We Never Went to the Moon, 2002, p. 20. p.

Here's an illusion so ridiculous that not even David Percy uses it. Bill Kaysing uses it, and so does apollohoax.com. It's the well-known picture of Charles Duke standing beside the Lunar Rover near Stone Mountain with the ground sloping abruptly down to the distant horizon. The steepness of this slope causes a sudden "break" in the ground that is quite distinct and, to some Apollo deniers (but by no means all), highly suspicious.
Charles Duke beside Rover near Stone Mountain. (as16-107-17446; Annotated version from apollohoax.com)
In the words of apollohoax.com,
A) Look at how the background suddenly changes. The surface is all rough and filled with rocks, and then in a straight line it just becomes all smooth and no rocks appear anymore. I think that they took the picture and then superimposed another picture with a smoother background.

Bill Kaysing has his own theory that is somewhat different and equally inane:

Could the background be nothing more than a large photograph and the foreground nothing more than gravel and dirt spread on the floor of a large sound studio? (We Never, pp. 40-41)
Sure it could be, and so could this picture:
Demonstration of abrupt background change (Author, 27/11/02)
Look at how the background of this grassy knoll suddenly changes. The surface is all rough and filled with leaves and pine cones, and then in a straight line it just becomes all smooth and no cones appear anymore. Does anyone think I took the picture and then superimposed another picture with a smoother background? Or is the foreground nothing more than grass and clover grown on the floor of a large sound studio?

Anybody who has ever spent time around hills would recognize this effect for the simple and obvious illusion that it is: a distant background photographed from a high place. Yet some deniers still fall for it, a classic case of failing to see the mountain for the rocks.

* Update 2005 *

It seems the author of apollohoax.com has moved on to better things. Last time I checked, the domain is available to anyone who has the $$$. So no one is promoting that silly "different background" illusion, right? Read on.

* Update 2004 *

Port side of Lunar Module Antares (NASA AS14-66-9277) Annotations and caption from Dark Moon, ch. 1 ill. 55Some time after I'd posted the above, I took another look at an illusion presented on page 41 of Dark Moon. In addition to some nonsense about this picture being imaged from above eye level (refuted over here) and "Filled-in area" (refuted over here), there is some extra nonsense about a "Fall-off area."
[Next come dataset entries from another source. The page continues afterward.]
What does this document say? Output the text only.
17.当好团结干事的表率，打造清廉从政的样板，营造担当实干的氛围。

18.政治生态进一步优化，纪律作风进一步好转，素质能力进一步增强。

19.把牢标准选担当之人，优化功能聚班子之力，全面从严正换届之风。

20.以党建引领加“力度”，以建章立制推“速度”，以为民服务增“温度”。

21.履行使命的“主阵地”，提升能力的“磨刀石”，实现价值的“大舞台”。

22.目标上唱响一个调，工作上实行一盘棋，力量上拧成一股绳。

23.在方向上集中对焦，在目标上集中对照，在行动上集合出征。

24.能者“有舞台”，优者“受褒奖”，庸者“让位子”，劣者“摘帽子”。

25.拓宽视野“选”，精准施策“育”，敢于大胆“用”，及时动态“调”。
Fall-off in this case refers to the effect you get when you illuminate an object with an artificial light. The darker area beyond the light's range is the fall-off, and so Percy implies that this Lunar Module must have been lit up on stage, and with a cheap light at that.

It's nothing of the kind. If you take a closer look at that "fall-off area," you will see that it's really the edge of a hill, and the darker patch is simply distant terrain with shadowed craters.

Horizon behind LM Antares - detail

And here I was trying to give the benefit of the doubt to that fall guy. He knows better, I thought, he's not so dumb. Well, I guess I can't be right all the time.